Every day, we've got to ask ourselves three questions as a nation. Number one, how do we make America a magnet for good jobs? Number two, how do we make sure our workers, our people, have the skills and education they need to do those jobs? And then, number three, how do we make sure that those jobs pay well so that hard work leads to a decent living? ....I'm here today is because you are helping to answer that second question: How do we make sure Americans have the chance to earn the best skills and education possible? Because at a moment, when the rest of the world is trying to out-educate us, we've got to make sure that our young people -- all you guys -- have every tool that you need to go as far as your talents and your dreams and your ambitions and your hard work will take you.

The President's education innovation goals are admirable. However, for those of us who have already been accomplishing much of these goals and programs in the past 2-3 decades, in multiple locations throughout the nation, some questions emerge:

If we delay making this high-speed internet available to all the nation's students -- rural, urban, suburban, boys and girls and minorities alike -- our next generation of citizens and professional workers will not be capable of professional security, innovation, entrepreneurship, digital citizenship or self-expression; plus, the future of the United States as a leader in the global knowledge economy will be compromised.

Cleverly, after Obama's speech, EdSurge's CEO, Betsy Corcoran, demonstrated in her National-Show-&-Tell on Google+ Hangout that nationwide, students and teachers know well that high-speed internet is absolutely essential for ALL STUDENTS to achieve engaging and impactful 21st-century learning, via innovative, hands-on, K-12 STEM projects.

Obama chose to make his remarks among students and teachers at the Mooresville Middle School, in Mooresville, North Carolina. By doing so, he also highlighted a powerful "live working example," Dr. Mark Edwards, a talented and celebrated Superintendent, who took risks and made smart decisions on shifting his shoe-string budgets for leading an ed-tech revolution in his school system. Dr. Edwards is therefore able to provide modern opportunities to his students and educators in the second decade of the 21st century.

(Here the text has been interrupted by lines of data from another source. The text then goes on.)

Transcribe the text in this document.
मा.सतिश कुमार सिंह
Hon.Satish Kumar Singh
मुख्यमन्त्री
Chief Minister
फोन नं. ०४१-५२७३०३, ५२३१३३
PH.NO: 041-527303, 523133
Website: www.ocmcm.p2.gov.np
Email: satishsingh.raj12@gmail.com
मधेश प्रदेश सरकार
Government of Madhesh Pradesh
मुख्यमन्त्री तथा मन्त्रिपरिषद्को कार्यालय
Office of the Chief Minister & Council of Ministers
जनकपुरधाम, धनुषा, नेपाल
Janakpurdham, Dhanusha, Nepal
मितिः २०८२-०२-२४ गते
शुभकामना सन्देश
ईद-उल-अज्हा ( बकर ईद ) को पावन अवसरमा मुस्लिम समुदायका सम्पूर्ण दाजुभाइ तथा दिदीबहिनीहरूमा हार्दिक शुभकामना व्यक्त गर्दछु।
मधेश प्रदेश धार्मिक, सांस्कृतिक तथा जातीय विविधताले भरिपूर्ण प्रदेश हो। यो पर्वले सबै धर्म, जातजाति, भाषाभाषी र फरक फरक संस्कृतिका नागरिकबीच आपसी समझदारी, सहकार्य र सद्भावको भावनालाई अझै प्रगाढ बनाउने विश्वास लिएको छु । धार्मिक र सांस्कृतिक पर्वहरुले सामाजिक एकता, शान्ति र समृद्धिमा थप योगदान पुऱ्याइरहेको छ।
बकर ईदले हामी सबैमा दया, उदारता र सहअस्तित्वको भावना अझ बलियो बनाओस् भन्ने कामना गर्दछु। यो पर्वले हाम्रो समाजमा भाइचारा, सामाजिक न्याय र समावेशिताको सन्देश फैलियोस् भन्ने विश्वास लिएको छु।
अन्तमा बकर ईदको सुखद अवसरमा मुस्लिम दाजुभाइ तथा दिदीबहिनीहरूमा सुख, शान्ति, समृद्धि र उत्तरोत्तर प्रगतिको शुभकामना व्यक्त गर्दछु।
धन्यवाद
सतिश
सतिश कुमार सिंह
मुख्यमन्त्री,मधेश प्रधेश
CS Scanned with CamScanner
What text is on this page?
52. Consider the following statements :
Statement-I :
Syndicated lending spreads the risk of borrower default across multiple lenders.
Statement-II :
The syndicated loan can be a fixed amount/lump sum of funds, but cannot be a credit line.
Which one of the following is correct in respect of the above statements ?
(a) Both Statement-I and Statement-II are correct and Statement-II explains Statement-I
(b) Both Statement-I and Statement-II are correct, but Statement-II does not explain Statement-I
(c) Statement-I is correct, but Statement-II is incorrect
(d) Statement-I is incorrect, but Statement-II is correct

I believe that like Dr. Edwards and other education leaders like him, Obama genuinely cares about America's next generation. We know that he has been working hard on shifting and better-allocating national budgets for equalizing STEM & Computing education opportunities for all students. The good news, as he said last week, is that "None of this requires an act of Congress. We can and we will get started right away." So, my question to you Mr. President, is why will it take so long?